The edge effect cannot be neglected in most cases. Specifically, rates of coverage and gap reduction are appreciably lower than those for conventional libraries, as predicted by standard theory. Performance decreases as read length increases relative to island size. Although opposite of what happens in a conventional library, this apparent paradox is readily explained in terms of the edge effect. The model agrees well with prototype gene-tagging experiments for Zea mays and Sorghum bicolor. Moreover, the associated density function suggests well-defined probabilistic milestones for the number of reads necessary to capture a given fraction of the gene space.

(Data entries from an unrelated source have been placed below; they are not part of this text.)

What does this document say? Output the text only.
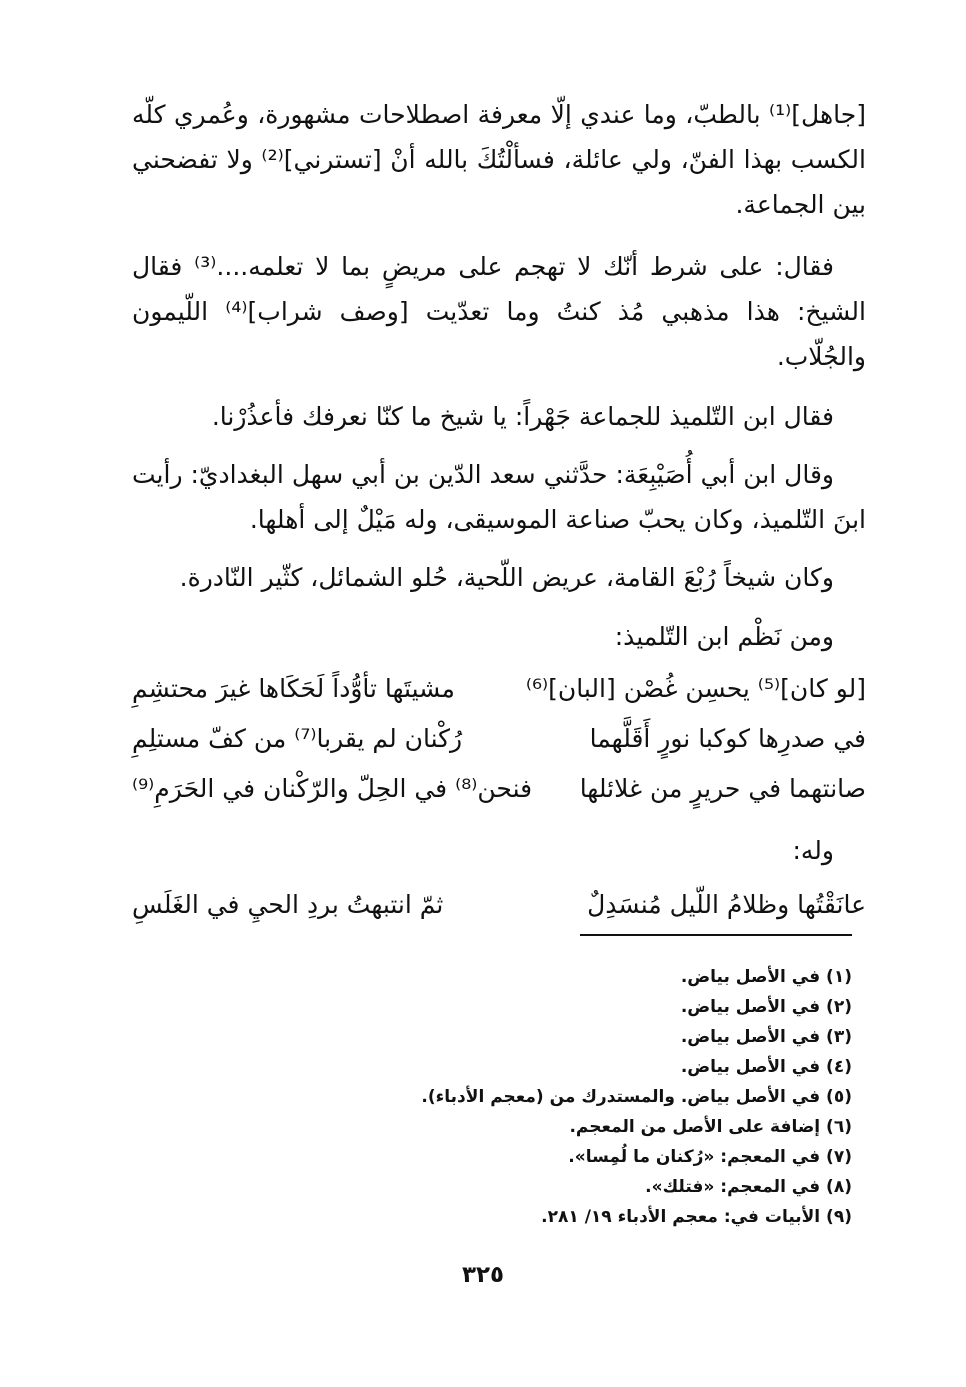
[جاهل]⁽¹⁾ بالطبّ، وما عندي إلّا معرفة اصطلاحات مشهورة، وعُمري كلّه الكسب بهذا الفنّ، ولي عائلة، فسألْتُكَ بالله أنْ [تسترني]⁽²⁾ ولا تفضحني بين الجماعة.

فقال: على شرط أنّك لا تهجم على مريضٍ بما لا تعلمه....⁽³⁾ فقال الشيخ: هذا مذهبي مُذ كنتُ وما تعدّيت [وصف شراب]⁽⁴⁾ اللّيمون والجُلّاب.

فقال ابن التّلميذ للجماعة جَهْراً: يا شيخ ما كنّا نعرفك فأعذُرْنا.

وقال ابن أبي أُصَيْبِعَة: حدَّثني سعد الدّين بن أبي سهل البغداديّ: رأيت ابنَ التّلميذ، وكان يحبّ صناعة الموسيقى، وله مَيْلٌ إلى أهلها.

وكان شيخاً رُبْعَ القامة، عريض اللّحية، حُلو الشمائل، كثّير النّادرة.

ومن نَظْم ابن التّلميذ:

[لو كان]⁽⁵⁾ يحسِن غُصْن [البان]⁽⁶⁾
مشيتَها تأوُّداً لَحَكَاها غيرَ محتشِمِ
في صدرِها كوكبا نورٍ أَقَلَّهما
رُكْنان لم يقربا⁽⁷⁾ من كفّ مستلِمِ
صانتهما في حريرٍ من غلائلها
فنحن⁽⁸⁾ في الحِلّ والرّكْنان في الحَرَمِ⁽⁹⁾

وله:

عانَقْتُها وظلامُ اللّيل مُنسَدِلٌ
ثمّ انتبهتُ بردِ الحيِ في الغَلَسِ
(١) في الأصل بياض.
(٢) في الأصل بياض.
(٣) في الأصل بياض.
(٤) في الأصل بياض.
(٥) في الأصل بياض. والمستدرك من (معجم الأدباء).
(٦) إضافة على الأصل من المعجم.
(٧) في المعجم: «رُكنان ما لُمِسا».
(٨) في المعجم: «فتلك».
(٩) الأبيات في: معجم الأدباء ١٩/ ٢٨١.
٣٢٥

An exception for applying standard theory arises if sequence redundancy is less than about 1-fold. Here, evolution of the random quantities is independent of library gaps and edge effects. This observation effectively validates the practice of using standard theory to estimate the genic enrichment of a library based on light shotgun sequencing.
Coverage performance using a filtered library is significantly lower than that for an equivalent-sized conventional library, suggesting that directed methods may be more critical for the former. The proposed model should be useful for analyzing future projects.
传统DNA测序技术在高度重复基因组上取得成功的程度尚不清楚。因此,研究人员正在考虑各种过滤方法,以在DNA克隆文库中筛选出高拷贝序列。随机测序的标准模型,即兰德-沃特曼理论,并未考虑此类文库中的两个重要问题,即不连续性和基于位置的抽样偏差(所谓的“边缘效应”)。我们报告了该理论的一个扩展,用于分析此类结构。
在大多数情况下,边缘效应不可忽视。具体而言,覆盖率和间隙减少率明显低于标准理论预测的传统文库。随着读长相对于片段大小增加,性能会下降。尽管这与传统文库中的情况相反,但这种明显的矛盾可以用边缘效应很容易地解释。该模型与玉米和高粱的原型基因标记实验结果非常吻合。此外,相关的密度函数为捕获给定比例的基因空间所需的读数数量提出了明确的概率里程碑。如果序列冗余度小于约1倍,则应用标准理论会出现例外情况。在此情况下,随机量的演变与文库间隙和边缘效应无关。这一观察结果有效地验证了基于轻度鸟枪法测序使用标准理论来估计文库基因富集度的做法。
使用过滤文库的覆盖性能明显低于同等大小的传统文库,这表明定向方法对前者可能更为关键。所提出的模型应有助于分析未来的项目。